Whatever happened to 'Snout's' or his chicks I suppose we will never know. However, from his wounds he was in some altercations and now he is without his chicks. I have seen him again twice since Monday and the fresh scare on his beak is drying up and the puncture marks behind his eye are drying. His behaviour has settled down although, he still appears very nervous.

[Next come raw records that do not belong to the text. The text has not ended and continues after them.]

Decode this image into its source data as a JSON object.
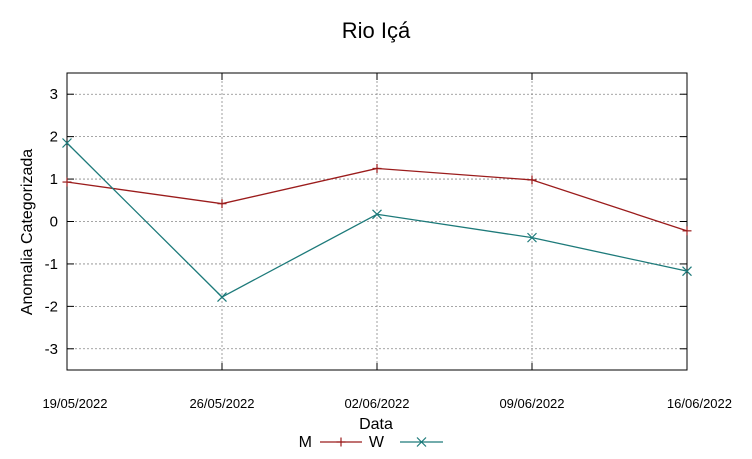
{
  "chart_data": {
    "type": "line",
    "title": "Rio Içá",
    "xlabel": "Data",
    "ylabel": "Anomalia Categorizada",
    "categories": [
      "19/05/2022",
      "26/05/2022",
      "02/06/2022",
      "09/06/2022",
      "16/06/2022"
    ],
    "yticks": [
      "3",
      "2",
      "1",
      "0",
      "-1",
      "-2",
      "-3"
    ],
    "ylim": [
      -3.5,
      3.5
    ],
    "grid": true,
    "legend_position": "bottom",
    "series": [
      {
        "name": "M",
        "values": [
          0.93,
          0.42,
          1.25,
          0.98,
          -0.22
        ],
        "color": "#9b1c1c",
        "marker": "plus"
      },
      {
        "name": "W",
        "values": [
          1.85,
          -1.78,
          0.17,
          -0.38,
          -1.17
        ],
        "color": "#1d7a7a",
        "marker": "cross"
      }
    ]
  }
}
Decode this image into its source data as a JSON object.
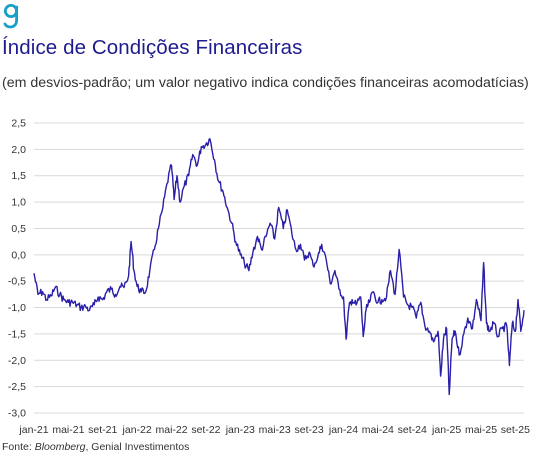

Meanwhile the fig tree, in its last days of fruiting for this season, is still attracting a procession of cassowaries. Dot and Don visit the tree at least twice a day. Jessie has returned and feasts early in the morning. The other old matriarch has also been visiting the tree every afternoon. She is very timid and will disappear at the first sight of a person. I was in the vegetable garden yesterday afternoon and hadn't at that stage picked the days papaws. I heard a loud noisy and saw her jump over two meters into the air to eat a paw paw.
and is looking every bit a teen.
This old matriarch has been hanging around lately and I think she has her eye on young 'Dot'. Would love some suggestions for a name for this cassowary.
'Dot' is a male and was so called because of the white dot on his wattle. 'Dot' is almost four years old and has not mated as yet: 'Jessie' is his mother.
I was reading through copies of some of the 500 old objections to the proposed development of 27V Coquette Point in 1987. A number of the objections referred to the Little Tern nesting site and the cassowaries. I have enclose two extracts (below) from the objections that show nothing has changed over the last 25 years. The Little Tern nesting site and Cassowary habitat is still under threat. Let us hope that if this development in 2012 ever goes to Council that this time we will get 500 objections plus and the natural values of Coquette Point will be seen to be valued.
We have received good rain through the week and the new trees planted at the end of the road are growing well. The trees that were burnt in the fire have new leaves and should recover. Unfortunately the Wet Tropics sign that was stolen has not been replaced. The vandalised sign which now shows dogs allowed has not been repaired to read NO DOGS ALLOWED. However, a new rubbish bin has been supplied.
Soon the Little Terns will be arriving and we need to have signage in place this year to prevent dogs disturbing the rookery. Hopefully Council will act soon.